Er warnt vor den Risiken eines Stellungskrieges. Dieser könne sich "jahrelang hinziehen" und "den ukrainischen Staat zermürben".
Stellungskrieg oder Bewegungskrieg?
Für den Militäranalysten Franz-Stefan Gady vom Institute for International Strategic Studies sind die Kämpfe auf den ukrainischen Schlachtfeldern allerdings noch kein klassischer Stellungskrieg. Er beobachtet weiterhin eine "dynamische, sich noch entwickelnde Lage". Außerdem sei es - nicht nur in der Ukraine - in allen Militärkampagnen normal, dass sich unterschiedliche Phasen des Krieges abwechseln.
Demzufolge können Stellungskriege früher oder später auch wieder in Bewegungskriege übergehen.

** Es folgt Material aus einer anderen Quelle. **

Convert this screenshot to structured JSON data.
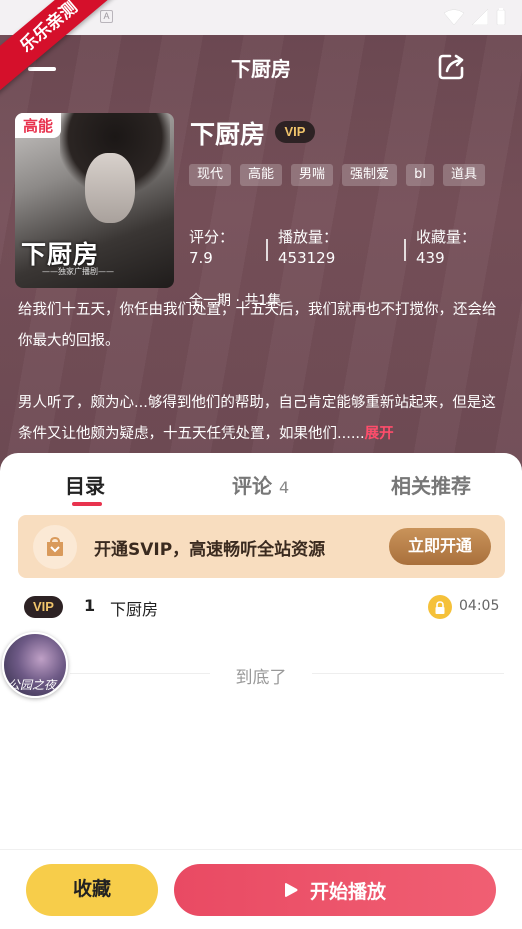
{
  "ribbon": "乐乐亲测",
  "nav": {
    "title": "下厨房"
  },
  "book": {
    "cover_badge": "高能",
    "cover_title": "下厨房",
    "cover_subtitle": "——独家广播剧——",
    "title": "下厨房",
    "vip": "VIP",
    "tags": [
      "现代",
      "高能",
      "男喘",
      "强制爱",
      "bl",
      "道具"
    ],
    "stats": {
      "rating_label": "评分：",
      "rating_value": "7.9",
      "plays_label": "播放量：",
      "plays_value": "453129",
      "favs_label": "收藏量：",
      "favs_value": "439"
    },
    "episodes": "全一期 · 共1集",
    "desc_p1": "给我们十五天，你任由我们处置，十五天后，我们就再也不打搅你，还会给你最大的回报。",
    "desc_p2": "男人听了，颇为心...够得到他们的帮助，自己肯定能够重新站起来，但是这条件又让他颇为疑虑，十五天任凭处置，如果他们......",
    "expand": "展开"
  },
  "tabs": {
    "catalog": "目录",
    "comments": "评论",
    "comments_count": "4",
    "related": "相关推荐"
  },
  "promo": {
    "text": "开通SVIP，高速畅听全站资源",
    "button": "立即开通"
  },
  "episode_list": [
    {
      "vip": "VIP",
      "number": "1",
      "title": "下厨房",
      "duration": "04:05"
    }
  ],
  "end_text": "到底了",
  "float_avatar_text": "公园之夜",
  "bottom": {
    "favorite": "收藏",
    "play": "开始播放"
  }
}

Im bisherigen Kriegsverlauf seien tiefe Vorstöße "in den Rücken des Feindes" aber ohnehin "eher die Ausnahme gewesen", so Gady.
Der Militäranalyst vermutet, dass der ukrainische Oberkommandierende Saluschnyj dennoch das Ziel verfolge, wieder zu einem Bewegungskrieg überzugehen. Mit seinen Äußerungen wolle Saluschnyi bessere Bedingungen für die Ukraine schaffen, sagt Gady: beispielsweise durch mehr westliche Militärausbildung, moderne Militärtechnologien und Nachschub für Artilleriesysteme.
Die anhaltende Frage nach Waffenlieferungen
Auch Nico Lange, Senior Fellow der Münchener Sicherheitskonferenz, geht vom ukrainischen Ziel aus, wieder mehr Bewegung auf die Schlachtfelder im Osten und Süden des Landes zu bringen. Dafür brauche die Ukraine aber unter anderem "Kampfflugzeuge und Drohnen, Werkzeuge zur Bekämpfung der russischen Artilleriesysteme und eine bessere elektronische Kampfführung".
Ob es zu einem langanhaltenden Stellungskrieg in der Ukraine kommen werde, hänge davon ab, "was und wie schnell wir liefern", so Lange.
Was die Ukraine bisher erreicht hat
Seit rund fünf Monaten versucht die ukrainische Armee in einer Offensive, Gelände zurückzuerobern. Begrenzte Durchbrüche durch russische Befestigungen gelangen bei einigen Ortschaften in den Regionen Saporischschja und Donezk. Auch gelang es der Ukraine immer wieder, Angriffe auf weit entfernte russische Militärpunkte hinter der Front durchzuführen.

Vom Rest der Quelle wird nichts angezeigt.